Dama Kara menggunakan berbagai saluran pemasaran online. Selama dua tahun selama sakitnya, Dama Kara berkecimpung dalam bisnis online. Setelah epidemi berakhir, Dama Kara mulai memperluas tokonya.
Dini mengikuti DSC atau Diplomat Success Challenge, acara ini diselenggarakan oleh perusahaan yang dikelola oleh PT Wismilak Inti Makmur Tbk (WIIM), dan berhasil meraih hibah lebih dari Rp 200 juta.
Dana tersebut ia gunakan untuk mengembangkan usahanya di ranah offline. Sejak kejadian itu, Dini ikut mengajar, belajar, dan menemukan usaha kecil lainnya yang diajak bergabung.
“Saat ditanya kenapa Dama Kara terburu-buru, saya juga bingung.
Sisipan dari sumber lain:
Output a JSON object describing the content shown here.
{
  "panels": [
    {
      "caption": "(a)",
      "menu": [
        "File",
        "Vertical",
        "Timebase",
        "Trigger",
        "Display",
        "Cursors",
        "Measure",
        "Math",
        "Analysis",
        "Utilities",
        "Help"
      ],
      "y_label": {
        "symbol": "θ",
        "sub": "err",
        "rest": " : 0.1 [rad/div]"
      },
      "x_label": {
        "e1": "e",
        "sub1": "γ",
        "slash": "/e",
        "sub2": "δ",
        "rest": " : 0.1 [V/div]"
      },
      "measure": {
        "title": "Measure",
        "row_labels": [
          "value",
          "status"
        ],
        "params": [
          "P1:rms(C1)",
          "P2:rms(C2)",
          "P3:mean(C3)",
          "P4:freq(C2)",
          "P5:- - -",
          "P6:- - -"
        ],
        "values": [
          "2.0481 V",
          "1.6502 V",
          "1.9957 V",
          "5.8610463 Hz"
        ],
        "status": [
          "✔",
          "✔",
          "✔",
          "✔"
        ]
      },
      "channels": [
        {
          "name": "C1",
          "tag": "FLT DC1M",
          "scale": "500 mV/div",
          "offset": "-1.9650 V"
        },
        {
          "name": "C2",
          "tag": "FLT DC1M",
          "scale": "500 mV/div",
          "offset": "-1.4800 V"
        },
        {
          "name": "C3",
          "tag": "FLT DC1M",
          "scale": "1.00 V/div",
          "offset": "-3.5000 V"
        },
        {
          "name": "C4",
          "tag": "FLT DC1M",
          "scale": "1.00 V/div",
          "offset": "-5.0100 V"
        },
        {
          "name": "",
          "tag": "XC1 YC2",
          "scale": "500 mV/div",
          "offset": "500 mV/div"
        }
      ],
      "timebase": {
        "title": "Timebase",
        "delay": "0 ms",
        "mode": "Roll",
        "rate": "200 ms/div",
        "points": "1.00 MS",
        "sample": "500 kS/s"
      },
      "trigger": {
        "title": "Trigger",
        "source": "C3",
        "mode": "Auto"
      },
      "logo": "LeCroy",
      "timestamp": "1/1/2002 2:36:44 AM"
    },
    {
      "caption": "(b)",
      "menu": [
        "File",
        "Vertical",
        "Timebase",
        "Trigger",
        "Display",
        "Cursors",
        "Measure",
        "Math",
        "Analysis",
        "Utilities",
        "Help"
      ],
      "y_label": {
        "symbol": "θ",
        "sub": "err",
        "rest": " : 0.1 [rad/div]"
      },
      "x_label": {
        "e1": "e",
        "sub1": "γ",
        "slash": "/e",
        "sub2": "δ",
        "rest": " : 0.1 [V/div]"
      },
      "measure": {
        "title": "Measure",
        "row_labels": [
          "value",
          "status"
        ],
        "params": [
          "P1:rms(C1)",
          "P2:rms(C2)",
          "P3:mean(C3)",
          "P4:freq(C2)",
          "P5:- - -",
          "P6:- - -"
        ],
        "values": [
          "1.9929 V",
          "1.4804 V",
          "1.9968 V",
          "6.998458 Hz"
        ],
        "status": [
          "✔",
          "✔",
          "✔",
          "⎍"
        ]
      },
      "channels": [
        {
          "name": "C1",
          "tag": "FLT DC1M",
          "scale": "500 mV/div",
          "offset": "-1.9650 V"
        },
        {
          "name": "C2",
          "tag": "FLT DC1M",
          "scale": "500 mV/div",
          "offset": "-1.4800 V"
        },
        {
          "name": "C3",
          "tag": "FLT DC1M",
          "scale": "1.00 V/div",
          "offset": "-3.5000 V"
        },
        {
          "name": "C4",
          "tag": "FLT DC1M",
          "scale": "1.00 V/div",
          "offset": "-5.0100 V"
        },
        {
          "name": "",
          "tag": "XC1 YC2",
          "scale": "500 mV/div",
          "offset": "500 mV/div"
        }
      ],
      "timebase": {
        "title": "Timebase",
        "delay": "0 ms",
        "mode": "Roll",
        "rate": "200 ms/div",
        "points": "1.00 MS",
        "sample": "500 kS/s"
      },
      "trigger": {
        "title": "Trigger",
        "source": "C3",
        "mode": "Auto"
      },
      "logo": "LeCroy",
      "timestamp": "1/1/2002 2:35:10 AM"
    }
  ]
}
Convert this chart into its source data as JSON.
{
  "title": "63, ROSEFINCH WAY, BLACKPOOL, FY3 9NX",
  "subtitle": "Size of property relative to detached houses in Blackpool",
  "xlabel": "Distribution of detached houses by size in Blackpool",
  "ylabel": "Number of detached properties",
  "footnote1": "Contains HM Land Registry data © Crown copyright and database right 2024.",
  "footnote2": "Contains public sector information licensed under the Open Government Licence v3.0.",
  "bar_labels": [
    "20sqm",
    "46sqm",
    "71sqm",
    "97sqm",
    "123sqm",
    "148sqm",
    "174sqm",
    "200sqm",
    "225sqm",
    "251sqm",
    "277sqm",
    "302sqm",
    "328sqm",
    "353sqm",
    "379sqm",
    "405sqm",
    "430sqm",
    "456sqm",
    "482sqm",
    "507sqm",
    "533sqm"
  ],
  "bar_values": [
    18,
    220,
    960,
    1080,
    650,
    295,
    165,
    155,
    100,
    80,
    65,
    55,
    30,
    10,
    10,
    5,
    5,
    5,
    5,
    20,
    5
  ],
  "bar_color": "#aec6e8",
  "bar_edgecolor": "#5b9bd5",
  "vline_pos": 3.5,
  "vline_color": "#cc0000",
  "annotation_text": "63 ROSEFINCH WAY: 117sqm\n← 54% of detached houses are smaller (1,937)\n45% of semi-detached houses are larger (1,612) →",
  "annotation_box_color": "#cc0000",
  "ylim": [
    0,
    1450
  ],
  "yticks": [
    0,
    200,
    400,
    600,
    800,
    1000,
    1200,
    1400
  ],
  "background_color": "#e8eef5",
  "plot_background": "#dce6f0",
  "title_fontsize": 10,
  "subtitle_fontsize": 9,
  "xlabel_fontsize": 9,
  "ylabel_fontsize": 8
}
Tapi sepertinya demi kebahagiaan perusahaan dan saya, tidak ada syarat untuk bisa mendapat nilai bagus dalam satu tahun,” kata Dama Kara. .
Selain mengedepankan cita-cita ekonomi kepada para karyawannya, Dini juga mengatakan bahwa Dama Kara akan lebih baik dari kemarin. Dari segi kualitas dan pelayanan. Selama lebih dari empat tahun, komitmen ini telah diambilnya.
Dama Kara memiliki tim tetap sebanyak 15 orang, baik pekerja harian maupun paruh waktu. Produksi bulanannya mencapai 6.000-9.000 unit, sedangkan penjualannya 4.000-6.000 unit.
Baju batik yang dijual Dama Kara berharga sekitar Rp 200.000 dan lebih dari Rp 300.000. Jika mengambil harga minimal Rp 200.000, dengan penjualan 4.000 unit dalam sebulan, Dama Kara mampu membukukan omset sebesar Rp 800 juta.
Kisah seorang lelaki yang menjadi kaya raya dengan berjualan batik bordir.